Tennessee Enters Delta-8 Debate. Tennessee has never been a particularly favorable jurisdiction for cannabis, as it is one of only a few states that still consider possession and sale of certain amounts punishable by incarceration. It comes as no surprise that Tennessee lawmakers aim to prohibit all delta-8 THC products through proposed HB 1927. The bill would define any product with a concentration of THC above .3% as marijuana under Tennessee law and, if passed, could lead to an increase in felony arrests in the state for possession and intent to sell. If the bill passes, it will again signal Tennessee’s position as anti-marijuana for both medical and adult use. The bill is still in the beginning phases of consideration; however, Tennessee continues to maintain its place as a particularly challenging state for cannabis.
California Proposes Protecting Cannabis Users From Employment Discrimination. The California legislature is evaluating Assembly Bill No. 2188. The bill, if enacted, would prohibit California employers from discriminating against employees for off-duty cannabis use. The amendment to California’s Fair Employment and Housing Act would also prohibit discrimination against applicants who fail drug screening tests detecting nonpsychoactive cannabis metabolites (i.e., the chemicals that stay in an applicant’s system long after the psychoactive effects of cannabis have worn off).
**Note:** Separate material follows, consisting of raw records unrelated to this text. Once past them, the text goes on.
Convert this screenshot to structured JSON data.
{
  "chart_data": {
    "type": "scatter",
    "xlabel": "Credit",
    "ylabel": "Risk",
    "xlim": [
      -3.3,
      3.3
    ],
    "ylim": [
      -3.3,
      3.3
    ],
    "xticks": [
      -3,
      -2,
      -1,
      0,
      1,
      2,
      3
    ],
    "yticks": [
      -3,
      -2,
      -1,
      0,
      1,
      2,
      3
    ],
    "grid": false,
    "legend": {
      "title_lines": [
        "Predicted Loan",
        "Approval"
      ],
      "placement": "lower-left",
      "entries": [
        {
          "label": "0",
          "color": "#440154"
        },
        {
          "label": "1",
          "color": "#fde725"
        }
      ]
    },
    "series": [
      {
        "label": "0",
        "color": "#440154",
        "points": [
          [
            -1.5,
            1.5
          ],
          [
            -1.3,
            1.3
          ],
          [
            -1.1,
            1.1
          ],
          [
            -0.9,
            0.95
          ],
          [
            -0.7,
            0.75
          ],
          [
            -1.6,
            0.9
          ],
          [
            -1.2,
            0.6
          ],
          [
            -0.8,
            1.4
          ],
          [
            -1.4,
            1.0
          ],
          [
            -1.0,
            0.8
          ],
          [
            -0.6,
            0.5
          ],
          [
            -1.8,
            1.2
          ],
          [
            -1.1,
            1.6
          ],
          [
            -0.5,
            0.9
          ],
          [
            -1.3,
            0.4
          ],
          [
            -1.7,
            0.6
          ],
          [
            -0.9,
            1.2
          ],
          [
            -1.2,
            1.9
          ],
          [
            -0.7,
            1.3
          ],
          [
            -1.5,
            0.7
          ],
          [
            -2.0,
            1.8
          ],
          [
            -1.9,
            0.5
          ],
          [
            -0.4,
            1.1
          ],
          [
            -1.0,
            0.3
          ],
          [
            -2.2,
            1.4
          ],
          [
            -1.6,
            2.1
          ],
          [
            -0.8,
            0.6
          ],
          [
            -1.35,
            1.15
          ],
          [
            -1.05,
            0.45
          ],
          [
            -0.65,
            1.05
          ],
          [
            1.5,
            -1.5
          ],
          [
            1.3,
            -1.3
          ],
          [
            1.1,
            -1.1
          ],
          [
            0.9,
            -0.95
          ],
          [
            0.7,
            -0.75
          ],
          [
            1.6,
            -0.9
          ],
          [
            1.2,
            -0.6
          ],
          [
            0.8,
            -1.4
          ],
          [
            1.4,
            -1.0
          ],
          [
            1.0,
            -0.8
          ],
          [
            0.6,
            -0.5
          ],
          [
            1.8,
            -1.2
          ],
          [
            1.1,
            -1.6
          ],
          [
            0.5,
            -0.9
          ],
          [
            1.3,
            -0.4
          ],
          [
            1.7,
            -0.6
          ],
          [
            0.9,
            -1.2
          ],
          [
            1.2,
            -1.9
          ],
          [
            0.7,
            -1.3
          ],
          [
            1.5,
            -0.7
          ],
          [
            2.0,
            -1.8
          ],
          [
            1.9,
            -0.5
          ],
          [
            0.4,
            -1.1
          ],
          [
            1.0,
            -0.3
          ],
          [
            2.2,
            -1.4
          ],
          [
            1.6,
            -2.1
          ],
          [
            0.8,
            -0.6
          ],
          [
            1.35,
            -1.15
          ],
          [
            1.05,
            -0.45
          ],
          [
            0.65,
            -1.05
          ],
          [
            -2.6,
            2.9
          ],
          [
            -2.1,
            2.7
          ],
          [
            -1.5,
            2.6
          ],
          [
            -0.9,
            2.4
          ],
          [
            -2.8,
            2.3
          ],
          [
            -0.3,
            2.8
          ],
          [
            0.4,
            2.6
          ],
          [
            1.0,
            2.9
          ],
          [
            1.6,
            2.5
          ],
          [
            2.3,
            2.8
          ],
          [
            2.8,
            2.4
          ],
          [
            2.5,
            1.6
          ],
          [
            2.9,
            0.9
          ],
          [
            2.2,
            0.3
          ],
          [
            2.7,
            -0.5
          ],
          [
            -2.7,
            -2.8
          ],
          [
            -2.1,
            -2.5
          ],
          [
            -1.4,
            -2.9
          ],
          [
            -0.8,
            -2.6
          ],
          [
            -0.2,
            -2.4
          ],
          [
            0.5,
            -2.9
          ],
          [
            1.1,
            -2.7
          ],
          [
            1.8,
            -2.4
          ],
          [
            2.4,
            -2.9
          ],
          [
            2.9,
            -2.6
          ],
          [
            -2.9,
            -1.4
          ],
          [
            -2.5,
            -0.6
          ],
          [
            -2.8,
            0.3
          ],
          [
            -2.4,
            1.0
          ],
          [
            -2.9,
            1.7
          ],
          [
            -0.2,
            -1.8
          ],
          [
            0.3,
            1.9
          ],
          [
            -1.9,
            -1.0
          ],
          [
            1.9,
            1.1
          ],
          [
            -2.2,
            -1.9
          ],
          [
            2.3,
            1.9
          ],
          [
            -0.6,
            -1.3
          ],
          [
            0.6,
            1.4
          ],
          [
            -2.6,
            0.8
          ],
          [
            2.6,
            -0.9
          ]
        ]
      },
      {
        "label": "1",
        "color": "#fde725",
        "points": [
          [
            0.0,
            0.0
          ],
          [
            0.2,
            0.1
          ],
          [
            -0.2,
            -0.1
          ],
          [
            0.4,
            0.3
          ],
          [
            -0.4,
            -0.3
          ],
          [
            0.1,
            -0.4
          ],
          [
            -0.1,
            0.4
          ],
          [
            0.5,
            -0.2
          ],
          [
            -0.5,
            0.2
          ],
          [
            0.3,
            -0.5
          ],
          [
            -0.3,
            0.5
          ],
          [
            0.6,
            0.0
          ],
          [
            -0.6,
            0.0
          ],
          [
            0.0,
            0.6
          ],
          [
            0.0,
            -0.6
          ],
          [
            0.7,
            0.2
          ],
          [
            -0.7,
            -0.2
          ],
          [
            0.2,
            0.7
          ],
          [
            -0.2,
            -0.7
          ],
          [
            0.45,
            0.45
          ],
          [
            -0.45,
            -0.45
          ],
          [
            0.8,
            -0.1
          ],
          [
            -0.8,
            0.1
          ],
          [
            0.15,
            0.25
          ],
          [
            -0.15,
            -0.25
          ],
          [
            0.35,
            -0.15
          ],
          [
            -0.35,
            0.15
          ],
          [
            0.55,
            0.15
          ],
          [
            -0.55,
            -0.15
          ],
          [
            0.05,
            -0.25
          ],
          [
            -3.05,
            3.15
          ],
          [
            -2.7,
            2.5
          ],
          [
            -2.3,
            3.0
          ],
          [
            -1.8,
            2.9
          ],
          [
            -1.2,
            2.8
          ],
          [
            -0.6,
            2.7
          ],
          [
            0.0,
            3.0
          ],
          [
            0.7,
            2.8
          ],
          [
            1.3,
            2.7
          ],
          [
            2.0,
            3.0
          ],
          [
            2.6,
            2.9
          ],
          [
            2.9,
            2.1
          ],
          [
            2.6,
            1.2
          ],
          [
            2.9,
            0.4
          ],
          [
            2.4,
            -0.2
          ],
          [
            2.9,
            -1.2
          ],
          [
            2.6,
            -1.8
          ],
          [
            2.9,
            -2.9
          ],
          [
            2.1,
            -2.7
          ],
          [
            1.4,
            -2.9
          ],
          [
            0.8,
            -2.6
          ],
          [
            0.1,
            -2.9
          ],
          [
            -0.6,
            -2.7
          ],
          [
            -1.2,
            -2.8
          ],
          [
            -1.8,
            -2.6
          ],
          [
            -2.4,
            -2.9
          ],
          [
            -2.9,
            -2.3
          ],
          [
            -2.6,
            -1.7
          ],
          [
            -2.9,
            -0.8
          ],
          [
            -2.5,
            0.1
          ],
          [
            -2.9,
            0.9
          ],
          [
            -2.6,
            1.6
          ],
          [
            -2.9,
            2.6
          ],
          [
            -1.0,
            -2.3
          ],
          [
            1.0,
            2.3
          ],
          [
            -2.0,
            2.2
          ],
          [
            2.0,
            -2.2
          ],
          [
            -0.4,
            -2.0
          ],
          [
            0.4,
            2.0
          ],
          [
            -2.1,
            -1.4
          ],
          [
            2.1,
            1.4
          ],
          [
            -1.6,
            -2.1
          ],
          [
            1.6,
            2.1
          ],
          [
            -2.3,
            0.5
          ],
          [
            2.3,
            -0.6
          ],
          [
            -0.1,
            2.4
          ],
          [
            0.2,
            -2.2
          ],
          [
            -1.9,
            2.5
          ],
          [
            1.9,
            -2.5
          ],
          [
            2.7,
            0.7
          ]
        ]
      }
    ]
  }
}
The proposed law carves out exceptions for employers required to follow federal drug-testing mandates (e.g., those receiving federal funding or federal licensing-related benefits) and employees in the building and construction trades. The bill acknowledges employers may still prohibit on-the-job cannabis use and recognizes that employers may choose to employ other tests that detect impairment. The bill’s proponents agree that traditional drug tests do not effectively detect workplace impairment, while opponents express concerns about the reliability of the alternative impairment-based testing and do not agree with the complete elimination of preemployment testing for cannabis.
The bill is currently under review in the California Assembly and will need to pass both houses of the Legislature before it is sent to Gov. Gavin Newsom’s desk.